I bought a 2007 Forester with 5000 miles on it from a Subaru dealer. I’m getting 16 mph in the city. This is considerably less than the 23 in city they advertise. I know when I go to the dealer they’re going to tell me it’s driving conditions (or me) since there can’t possibly be anything wrong with the car(I’ve only put about 400 miles on it since they sold it to me).



I have been injured so I’ve driven only very short hops – no more than 10 miles at a stretch, and usually more like 3. I’m not lead footed.



If the dealer tells me it’s driving conditions, might they be right? Any other ideas about what might make an almost new Forester get such crummy mileage?



Thanks.


#2

I’ve got an automatic transmission.
I have been using the air conditioner part of the time.


#3

Yeah, 16mpg is about right for a city-driven, A/C using, all-wheel drive Subaru. The EPA estimates are just that - estimates. Real world driving has show they are way too optimistic. Many cars barely get their estimated city mileage when driving on the highway.

For the 2008 model year, the EPA has revised it’s testing to better reflect real world driving, and as such, their estimates are closer to mileage people actually see. From what you’ve said, I don’t think there’s anything wrong with your car. But keep checking the mileage over another few hundred miles (3 or 4 tankfulls of fuel) and see what it is. I bet it’ll still be between 16 and 18mpg.


#4

If you are only taking it on short trips then most those miles are when the car is still warming up, running in a richer open loop mode.


#5

The Subaru Forester gets 22 MPG overall. Consumer Reports reports this every year in the annual auto issue dated April. 16 is what you get for short trips. The thing is kind of a boat for city driving. Hate to see what happens when it snows. It does snow where you drive, doesn’t it?


#6

The mileage that you are currently getting sounds about right for the conditions under which the vehicle is currently being driven. Short trips do not allow the engine to reach full operating temperature, and the fuel/air mixture will be biased toward a “richer” mix of fuel. Then, when you factor in the stop and go nature of city driving, gas mileage really suffers.

I would not draw any conclusions about your gas mileage until you are able to take a fairly long ride at constant highway speeds. Once you have been able to determine your mileage at highway speeds, you will likely come much closer to the government estimates–at least for highway driving. City driving has so many variables that many people are unable to match the EPA figures for that type of driving.
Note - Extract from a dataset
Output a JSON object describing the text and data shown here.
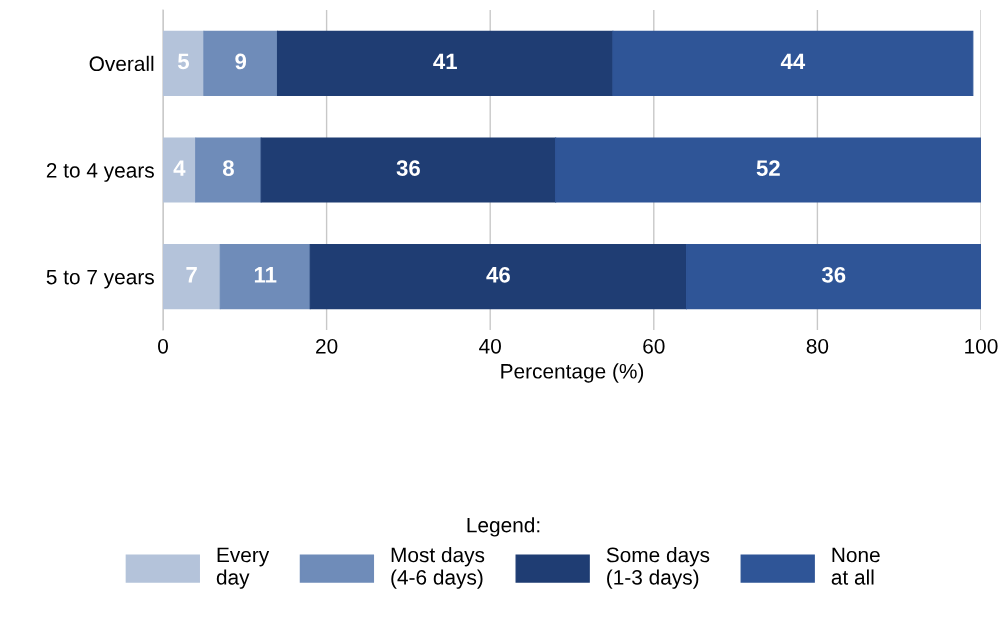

However, don’t get upset if you can’t quite match the EPA highway mileage estimates, as the EPA estimates have been notoriously inaccurate–until very recently. If you look for the mileage estimate on your same model vehicle for the 2008 model year, you will see a somewhat lower mileage estimate. That is because the EPA is finally revising its methodology to reflect “real world” conditions more closely.

I would suggest that you compare your mileage to the 2008 Forester figures, and see if this is not closer to what you are experiencing once the car is driven for trips of more than your current 3-10 mile jaunts.


#7

I know Boston city Corolla driver disappointed with their 21 MPG. Given your mileage and driving it sounds right.

Whats the cause for concern? Its sound like you barely drive…


#8

Have you seen a Subaru Forester? Its a pretty short vehicle for city driving and easy in/out. One of my good friends drive a beat to h*ll 98 Forester and loves it for Boston city driving. Never an issue getting those snowy spots nor getting in/out. Incdidently I pinged her and she gets about 19-20MPG with nearly 90% city driving.


#9

Considering the short trips and the fact that it’s all city driving, the mileage you report is not too far off the mark. The 23 mpg advertised was determined under controlled conditions, on a dynamometer, inside a building. The advertised mileage is NOT tested under real-world driving conditions, which is why so many vehicles fall short of the mileage on the window sticker.